A deep Arctic freeze socks in the Northeast, and every home’s furnace is working overtime. The surge of natural gas use for furnaces means power plants can’t get enough fuel. Power fails, and furnaces can’t start. Gas pipeline compressors lose power, and natural gas flow stops.

What then?

That’s the nightmare scenario both regulators and industry are struggling to avoid, as the electric and gas industries quickly become more interdependent.

But no one is finding easy answers.

The issue is particularly acute in the Northeast, where gas pipelines from the South have gone empty in cold winters past. In 2011, more than 50% of New England’s electricity and more than a third of New York and New Jersey’s power came from gas.

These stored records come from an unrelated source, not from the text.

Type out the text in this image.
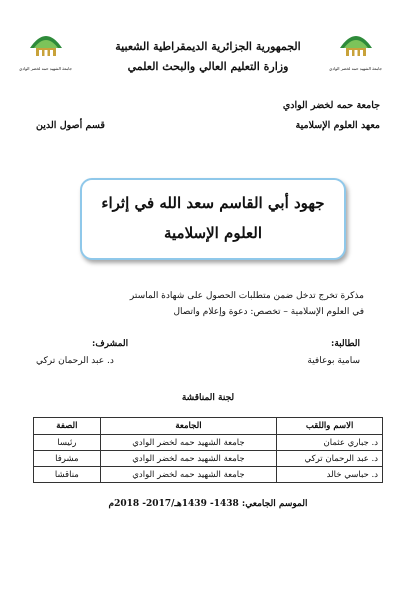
جامعة الشهيد حمه لخضر الوادي	جامعة الشهيد حمه لخضر الوادي
الجمهورية الجزائرية الديمقراطية الشعبية
وزارة التعليم العالي والبحث العلمي
جامعة حمه لخضر الوادي
معهد العلوم الإسلامية
قسم أصول الدين
جهود أبي القاسم سعد الله في إثراء
العلوم الإسلامية
مذكرة تخرج تدخل ضمن متطلبات الحصول على شهادة الماستر
في العلوم الإسلامية – تخصص: دعوة وإعلام واتصال
الطالبة:
سامية بوعافية
المشرف:
د. عبد الرحمان تركي
لجنة المناقشة
الاسم واللقب	الجامعة	الصفة
د. جباري عثمان	جامعة الشهيد حمه لخضر الوادي	رئيسا
د. عبد الرحمان تركي	جامعة الشهيد حمه لخضر الوادي	مشرفا
د. حباسي خالد	جامعة الشهيد حمه لخضر الوادي	مناقشا
الموسم الجامعي: 1438- 1439هـ/2017- 2018م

More than half the homes in the Northeastern US heat with natural gas, according to the US Energy Information Administration.

The Federal Energy Regulatory Commission (FERC) spent August holding five regional conferences, where commissioners discussed local situations directly with electric grid operators, utilities, power generators, natural gas pipeline operators and gas producers and distributors.

“There’s no crisis now,” said FERC Commissioner Philip Moeller, citing last year’s unusually warm winter, “but there is clearly a challenge down the road” as coal plants nationwide are being replaced with gas-fired generation.

“There is an electric problem,” agreed FERC Commissioner John Norris. “We have to make sure there is a consistent fuel supply to meet electricity needs.”

FERC is responsible for electricity reliability and oversees of the interstate markets in both natural gas and electricity. Those markets have developed separately, with different practices including different trading days, but FERC sets their frameworks.

The Intersection of Business and Regulation

One key issue is delivery terms. Because pipeline operators charge a premium for firm delivery, many gas-fired generators, even at the ends of the pipelines in New England, are “interruptible” customers. If higher-paying customers like local gas retailers get more demand from household furnaces, generators don’t get the fuel and power grid operators must seek other, more costly electricity sources. FERC could require gas generators to become firm customers, but that would be expensive and encounter resistance in less gas-dependent regions.

Marguerite Mills, Vice President, American Electric Power, told FERC, “We’ve made it work up to now, but we are retiring 6,000 MW of coal in the next few years.” Nearby shale gas discoveries will help only if pipelines get built to bring the fuel to new generators, she noted.

Gary Sypolt, Executive Vice President/CEO, Dominion Energy, said pipelines are being built in the Marcellus and other shales because producers pay for the infrastructure to take their natural gas to trading hubs. Neither producers nor pipeline companies will pay for pipes to take the gas to generators, he stressed.

We have to make sure there is a consistent fuel supply to meet electricity needs.” – Norris

Richard Kruse, Vice President of pipeline operator Spectra, said new pipelines will be built only where gas prices are high enough to warrant it.

Robert Hayes, Vice President, Calpine Corp., said his company is already in talks with both pipelines and producers about ways to get new infrastructure to generators.

Richard Smead of Americas Natural Gas Alliance said many producers recognize a leap may need to be made from the way gas has been supplied, and Kevin Telford of Exelon said his company is being approached by entrepreneurs who have natural gas and want to “plug in a power plant.”

John Moura, Associate Director, Reliability Assessment, North American Electric Reliability Corp. (NERC), suggested one approach could be to factor gas delivery terms into NERC’s semi-annual reliability assessments. Those assessments only count a small percentage of variable resources, for instance, because wind and solar have low capacity factors and can’t operate on demand. He suggested NERC might similarly discount capacity with non-firm gas supplies in its winter reserve margin assessments.

Michael Kormos, Senior Vice President of grid operator PJM Interconnection, said PJM’s capacity market auctions do not distinguish between gas generation bid in with interruptible supply or firm, so the grid operator could develop a way to weight the difference, perhaps by capping interruptible supply.

FERC Commissioners said they’ll wait for staff recommendations before deciding whether market changes are warranted.